For those treated for TAAAs, CAO was independently predictive of increased 30-day mortality and a composite end point of perioperative mortality, spinal cord ischemia, and bowel ischemia. When treating patients with extensive aortic aneurysmal disease, physicians should attempt to preserve the celiac artery, by revascularization or avoiding ostium coverage, whenever feasible.

摘要

背景

一些研究表明,在择期血管腔内胸腹主动脉瘤(TAAA)修复术中,鉴于肠系膜上动脉对内脏器官灌注有足够的侧支循环,覆盖腹腔干动脉是安全的。

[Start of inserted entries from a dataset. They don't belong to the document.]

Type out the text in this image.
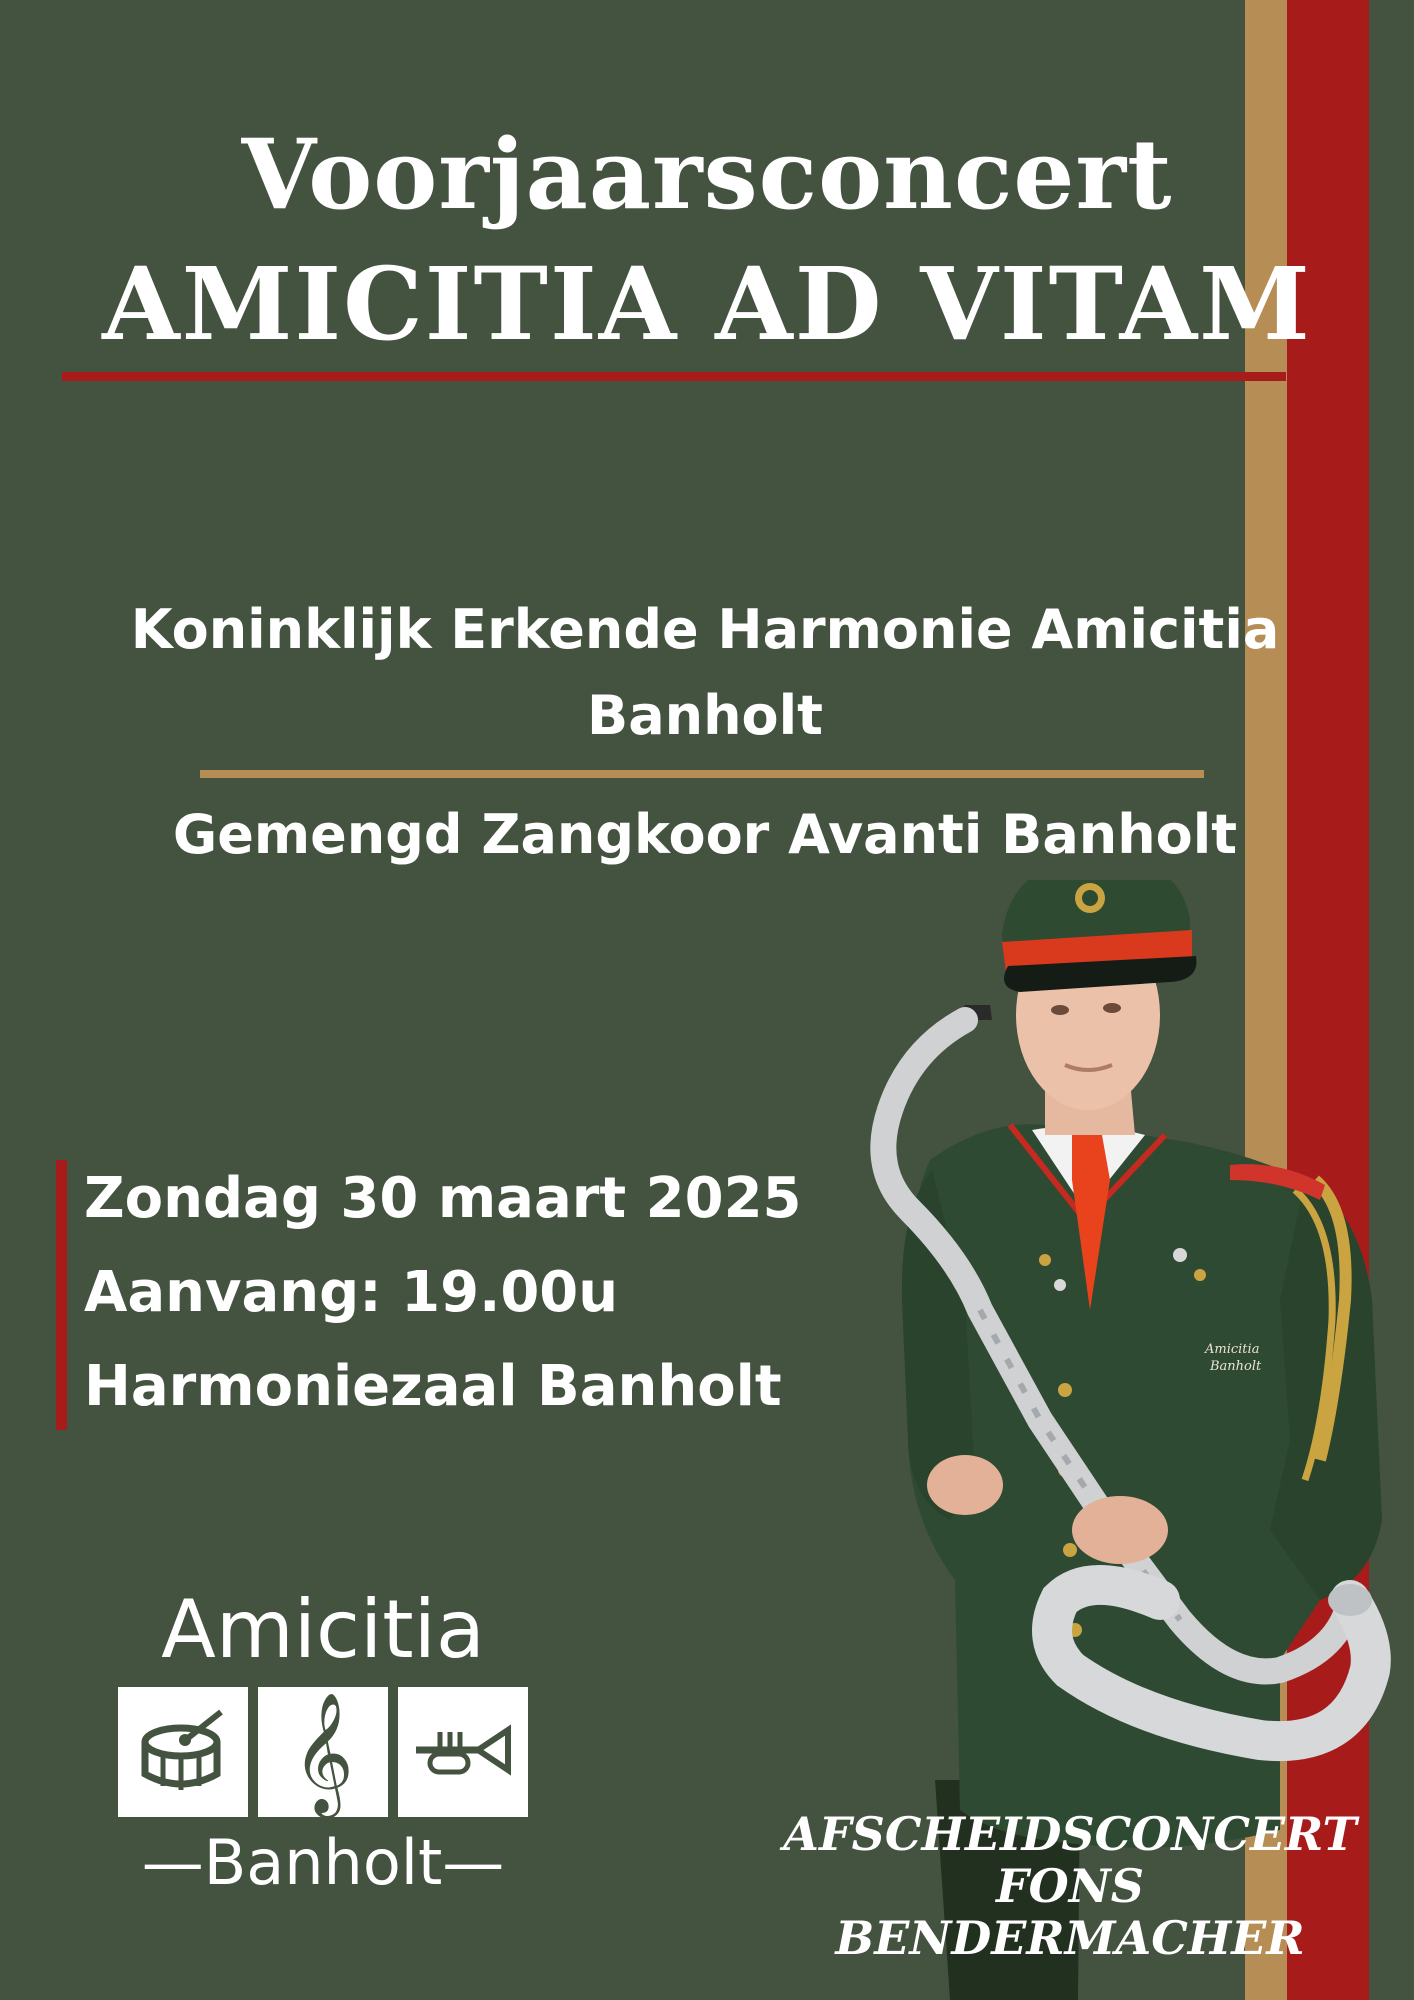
Voorjaarsconcert
AMICITIA AD VITAM
Koninklijk Erkende Harmonie Amicitia Banholt
Gemengd Zangkoor Avanti Banholt
Zondag 30 maart 2025
Aanvang: 19.00u
Harmoniezaal Banholt
Amicitia
Banholt
Amicitia
𝄞
—Banholt—	AFSCHEIDSCONCERT
FONS
BENDERMACHER
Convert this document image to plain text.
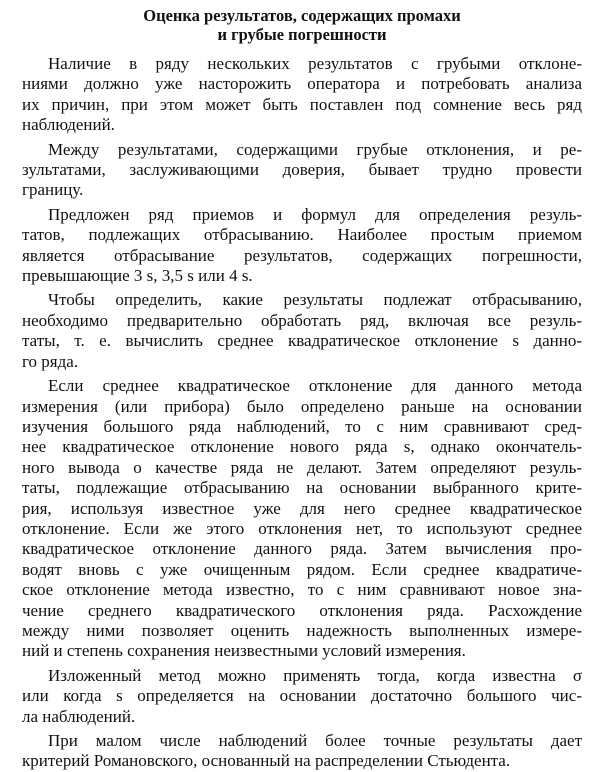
Оценка результатов, содержащих промахи
и грубые погрешности
Наличие в ряду нескольких результатов с грубыми отклоне-
ниями должно уже насторожить оператора и потребовать анализа
их причин, при этом может быть поставлен под сомнение весь ряд
наблюдений.
Между результатами, содержащими грубые отклонения, и ре-
зультатами, заслуживающими доверия, бывает трудно провести
границу.
Предложен ряд приемов и формул для определения резуль-
татов, подлежащих отбрасыванию. Наиболее простым приемом
является отбрасывание результатов, содержащих погрешности,
превышающие 3 s, 3,5 s или 4 s.
Чтобы определить, какие результаты подлежат отбрасыванию,
необходимо предварительно обработать ряд, включая все резуль-
таты, т. е. вычислить среднее квадратическое отклонение s данно-
го ряда.
Если среднее квадратическое отклонение для данного метода
измерения (или прибора) было определено раньше на основании
изучения большого ряда наблюдений, то с ним сравнивают сред-
нее квадратическое отклонение нового ряда s, однако окончатель-
ного вывода о качестве ряда не делают. Затем определяют резуль-
таты, подлежащие отбрасыванию на основании выбранного крите-
рия, используя известное уже для него среднее квадратическое
отклонение. Если же этого отклонения нет, то используют среднее
квадратическое отклонение данного ряда. Затем вычисления про-
водят вновь с уже очищенным рядом. Если среднее квадратиче-
ское отклонение метода известно, то с ним сравнивают новое зна-
чение среднего квадратического отклонения ряда. Расхождение
между ними позволяет оценить надежность выполненных измере-
ний и степень сохранения неизвестными условий измерения.
Изложенный метод можно применять тогда, когда известна σ
или когда s определяется на основании достаточно большого чис-
ла наблюдений.
При малом числе наблюдений более точные результаты дает
критерий Романовского, основанный на распределении Стьюдента.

然而,有人担心覆盖腹腔干动脉可能会增加前肠或脊髓缺血的风险,进而增加死亡风险。我们试图研究在胸主动脉腔内修复术(TEVAR)和复杂血管腔内主动脉修复术(EVAR)期间,与腹腔干动脉覆盖相关的肠缺血、脊髓缺血和30天死亡率。

方法

查询血管外科学会血管质量改进计划数据库,以获取2012年至2018年的TEVAR和复杂EVAR病例。纳入标准包括TAAA病理以及移植物延伸至主动脉6区。排除有主动脉破裂、创伤、既往胸主动脉手术史、术前已知左锁骨下动脉、肠系膜上动脉或腹腔干动脉闭塞的患者。将术中腹腔干动脉闭塞(CAO)的病例与保留腹腔干动脉(CAP)的病例进行回顾性比较。主要结局包括30天死亡率以及30天死亡率、脊髓缺血(短暂或永久性下肢神经功能缺损)和肠缺血(结肠镜检查证实的缺血、在结肠镜检查或剖腹手术前死亡患者的血便或其他记录的临床诊断)的复合终点。根据情况,使用卡方检验和学生t检验进行单变量比较。采用多变量逻辑回归分析来确定结局的独立预测因素。

结果

共确定628例病例纳入研究。接受CAO的患者(n = 44)更可能为女性,术前使用脊髓引流管的比例更高,美国麻醉医师协会评分≥3分,术前血红蛋白水平低,和/或有症状表现,但平均覆盖的主动脉区较少。与CAP(584例中的23例,4%)相比,CAO与更高的30天死亡率相关(44例中的5例,11%),P = 0.039。与CAP(584例中的53例,9%,P = 0.008)相比,CAO患者的复合终点发生率显著更高(44例中的10例,23%),这是由更高的30天死亡率和肠缺血发生率(9%对2%,P = 0.026)导致的。通过多变量分析,CAO可预测30天死亡率(比值比[OR] = 3.9,95%置信区间[CI] = 1.1 - 13.8,P = 0.04)和复合终点(OR = 3.0,95% CI = 1.1 - 8.5,P = 0.03)。手术时间延长也与30天死亡率(OR = 1.4,95% CI = 1.1 - 1.7,P < 0.001)和复合终点(OR = 1.4,95% CI = 1.1 - 1.6,P < 0.001)相关。

结论

对于接受TAAA治疗的患者,CAO可独立预测30天死亡率增加以及围手术期死亡率、脊髓缺血和肠缺血的复合终点。在治疗患有广泛主动脉瘤疾病的患者时,医生应尽可能通过血管重建或避免覆盖开口来保留腹腔干动脉。